Aşktan öte – Bölüm 9

Gökçe göz ucuyla Ayça’ya baktıktan sonra Serdar’ın kucağından inmeden ona bütün gün olanları anlattı, Seval hanım Ayça’yı doğrudan masaya aldı. Serdar oğlu ile kanepeye geçti.

“Onu sonuna kadar dinlemeden, yemek yemeyecektir. Siz aç beklemeyin!”

“Hayır, lütfen bekleyebilirim!” dedi Ayça nazikçe ve baba oğulun sohbetlerini izledi gülümseyerek. Timur’un da hep böyle bir baba olmasını hayal etmişti ama bu öfkeli haliyle gerçekten iyi bir baba bile olamayabilirdi belki de.

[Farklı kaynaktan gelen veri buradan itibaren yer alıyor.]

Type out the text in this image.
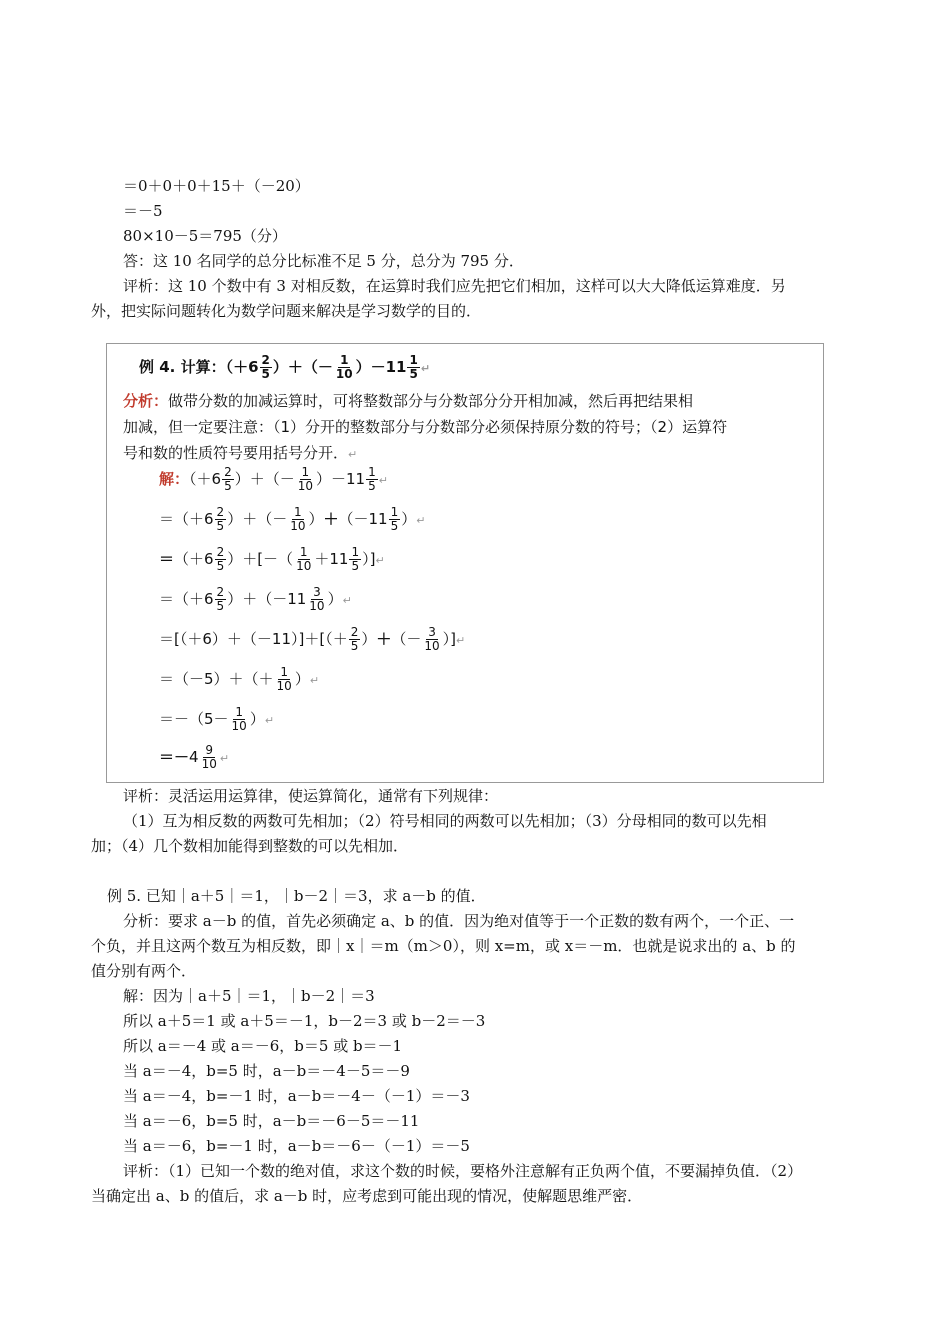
＝0＋0＋0＋15＋（－20）
＝－5
80×10－5＝795（分）
答：这 10 名同学的总分比标准不足 5 分，总分为 795 分．
评析：这 10 个数中有 3 对相反数，在运算时我们应先把它们相加，这样可以大大降低运算难度．另
外，把实际问题转化为数学问题来解决是学习数学的目的．
例 4. 计算：（$+6 \frac{2}{5}$ ）＋（－ $\frac{1}{10} )-11 \frac{1}{5}$ ↵
分析：做带分数的加减运算时，可将整数部分与分数部分分开相加减，然后再把结果相
加减，但一定要注意：（1）分开的整数部分与分数部分必须保持原分数的符号；（2）运算符
号和数的性质符号要用括号分开．↵
解：（$+6 \frac{2}{5}$ ）＋（－ $\frac{1}{10} )-11 \frac{1}{5}$ ↵
$=(+6 \frac{2}{5}$ ）＋（－ $\frac{1}{10} )+(-11 \frac{1}{5}$ ）↵
$=(+6 \frac{2}{5}$ ）＋[－（ $\frac{1}{10} +11 \frac{1}{5}$ ）]↵
$=(+6 \frac{2}{5} )+(-11 \frac{3}{10}$ ）↵
$=[(+6)+(-11)]+[(+ \frac{2}{5}$ ）＋（－ $\frac{3}{10}$ ）]↵
$=(-5)+(+ \frac{1}{10}$ ）↵
$=-(5- \frac{1}{10}$ ）↵
$=-4 \frac{9}{10}$ ↵
评析：灵活运用运算律，使运算简化，通常有下列规律：
（1）互为相反数的两数可先相加；（2）符号相同的两数可以先相加；（3）分母相同的数可以先相
加；（4）几个数相加能得到整数的可以先相加．
例 5. 已知｜a＋5｜＝1，｜b－2｜＝3，求 a－b 的值．
分析：要求 a－b 的值，首先必须确定 a、b 的值．因为绝对值等于一个正数的数有两个，一个正、一
个负，并且这两个数互为相反数，即｜x｜＝m（m＞0），则 x=m，或 x＝－m．也就是说求出的 a、b 的
值分别有两个．
解：因为｜a＋5｜＝1，｜b－2｜＝3
所以 a＋5＝1 或 a＋5＝－1，b－2＝3 或 b－2＝－3
所以 a＝－4 或 a＝－6，b＝5 或 b＝－1
当 a＝－4，b=5 时，a－b＝－4－5＝－9
当 a＝－4，b=－1 时，a－b＝－4－（－1）＝－3
当 a＝－6，b=5 时，a－b＝－6－5＝－11
当 a＝－6，b=－1 时，a－b＝－6－（－1）＝－5
评析：（1）已知一个数的绝对值，求这个数的时候，要格外注意解有正负两个值，不要漏掉负值．（2）
当确定出 a、b 的值后，求 a－b 时，应考虑到可能出现的情况，使解题思维严密．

Gökçe’nin anlatacakları bittikten sonra Serdar onu kucağından indirdi ve elinden tutarak masaya getirdi.

“Şimdi bizim yemek yememiz gerek, sen yedin mi yemeğini?”

“Evet yedim.” diyerek babasının hemen yanındaki sandalyeye yerleşti küçük oğlan ve gözlerini dikip Ayça’yı seyretmeye başladı.

“Bizimle mi yaşayacaksın?” dedi sonra birden bire.

“Hayır, o misafirimiz” diye yanıtladı Serdar onu, “Buraya misafir gelmesine pek alışık olmadığı için soruyor!” dedi sonra gülümseyerek.

“Ama komşunuz olacak yakında!” dedi sonra gülümseyerek oğluna döndü

“Komşumuz mu? Benimle oynamaya mı gelecek, Fatih gibi!”

“Fatih binadan arkadaşı, annesi bazen onu getirip bırakıyor!” dedi Seval hanım.

“Eğer istersen hafta sonları seninle oynamaya gelebilirim. Hatta sen de gelebilirsin!” dedi Ayça gülümseyerek. Gökçe gerçekten çok sevimli bir çocuktu. Onun gerçek annesi ve babası ile büyüyemiyor olduğuna üzülmüştü ilk duyduğuna ama Serdar’ı ne kadar sevdiğini görünce içi erimişti. Bir çocuğun sevgisi ne kadar değerli bir şeydi. Kendi anne veya babası nasıl bırakabilmişlerdi onu.

“Seval teyzem olmadan gelemem ama onu da çağırırsan gelirim” dedi Gökçe

“Elbette onu da çağırırım”

“Bu gün gelebilir miyiz?”

“Hayır, Ayça henüz komşunuz olmadı, yakında olacak, o zaman sana haber vereceğim tamam mı?”

“Tamam!” dedi Gökçe ve yine ani bir hareketle sandalyeden indi ve yerdeki arabalarının başına oturup onlarla oynamaya başladı.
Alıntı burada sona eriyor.